Anna Ornstein was a Training and Supervising Analyst at the Cincinnati Psychoanalytic Institute and a Supervising Analyst at the Boston Psychoanalytic Society and Institute and Massachusetts Institute for Psychoanalysis.
Anna Ornstein has written over 100 publications that cover a wide range of topics, including the interpretive process in psychoanalysis, psychoanalytic psychotherapy, child psychotherapy, treatment of children and families, and recovery after traumatic experiences.
Anna Ornstein is an educator on the Holocaust and talks to universities, secondary schools, organizations, synagogues, and groups around the world about the Holocaust, her experiences, and anti-Semitism.
Anna Ornstein especially has a presence within the Boston area and has spoken to students at colleges including Tufts University, Northeastern University, and Brandeis University.

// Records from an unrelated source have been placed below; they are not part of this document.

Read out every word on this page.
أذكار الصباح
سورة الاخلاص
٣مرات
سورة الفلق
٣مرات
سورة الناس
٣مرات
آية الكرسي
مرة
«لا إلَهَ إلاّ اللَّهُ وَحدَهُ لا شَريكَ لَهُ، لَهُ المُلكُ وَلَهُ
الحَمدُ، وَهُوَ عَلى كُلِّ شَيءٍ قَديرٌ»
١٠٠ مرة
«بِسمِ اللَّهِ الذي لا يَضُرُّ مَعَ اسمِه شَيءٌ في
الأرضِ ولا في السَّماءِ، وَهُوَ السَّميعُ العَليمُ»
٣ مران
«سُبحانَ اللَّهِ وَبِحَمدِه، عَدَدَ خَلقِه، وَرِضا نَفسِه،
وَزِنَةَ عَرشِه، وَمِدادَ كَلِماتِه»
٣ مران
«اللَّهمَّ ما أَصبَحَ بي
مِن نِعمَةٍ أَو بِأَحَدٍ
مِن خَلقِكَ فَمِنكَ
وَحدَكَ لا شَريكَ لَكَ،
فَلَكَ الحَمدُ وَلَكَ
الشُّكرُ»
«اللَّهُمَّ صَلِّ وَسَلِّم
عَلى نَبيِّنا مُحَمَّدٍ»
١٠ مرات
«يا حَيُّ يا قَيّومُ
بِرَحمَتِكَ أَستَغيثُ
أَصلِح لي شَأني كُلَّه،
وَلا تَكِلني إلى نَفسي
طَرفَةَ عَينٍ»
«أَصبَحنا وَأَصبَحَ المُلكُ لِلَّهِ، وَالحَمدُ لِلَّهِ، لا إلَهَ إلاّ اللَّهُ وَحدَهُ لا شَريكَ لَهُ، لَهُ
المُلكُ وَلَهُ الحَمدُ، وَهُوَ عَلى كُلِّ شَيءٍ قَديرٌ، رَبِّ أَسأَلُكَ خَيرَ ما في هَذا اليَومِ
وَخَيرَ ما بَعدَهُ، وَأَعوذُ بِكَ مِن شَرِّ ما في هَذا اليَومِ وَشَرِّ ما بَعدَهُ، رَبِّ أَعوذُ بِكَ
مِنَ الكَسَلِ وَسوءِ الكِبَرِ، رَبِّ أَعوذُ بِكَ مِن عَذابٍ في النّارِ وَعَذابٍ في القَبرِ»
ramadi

Anna Ornstein has been interviewed by The Washington Post, featured in The Jewish Journal, interviewed on Boston's National Public Radio station WGBH, and featured in numerous other publications.
Anna Ornstein served as a staff member of Facing History and Ourselves and the Terezin Music Foundation.
Anna Ornstein has been the recipient of numerous awards, related to both her work in medicine and in Holocaust education:.
Dr Anna Ornstein felt it was urgent to respond, both to the specific events and to the general political situation in our country.
Anna Ornstein met with Reading town officials and teachers and helped organize a group called Reading Embraces Diversity.
Anna Ornstein talked to several hundred sixth, seventh, and eighth graders in Reading schools, presenting a piece on Kristallnacht that looked at similarities and differences between the situation in Europe in the 1930s and the current situation in the United States.
Anna Ornstein met Paul Ornstein, whom she would marry years later, as a young girl and they fell in love.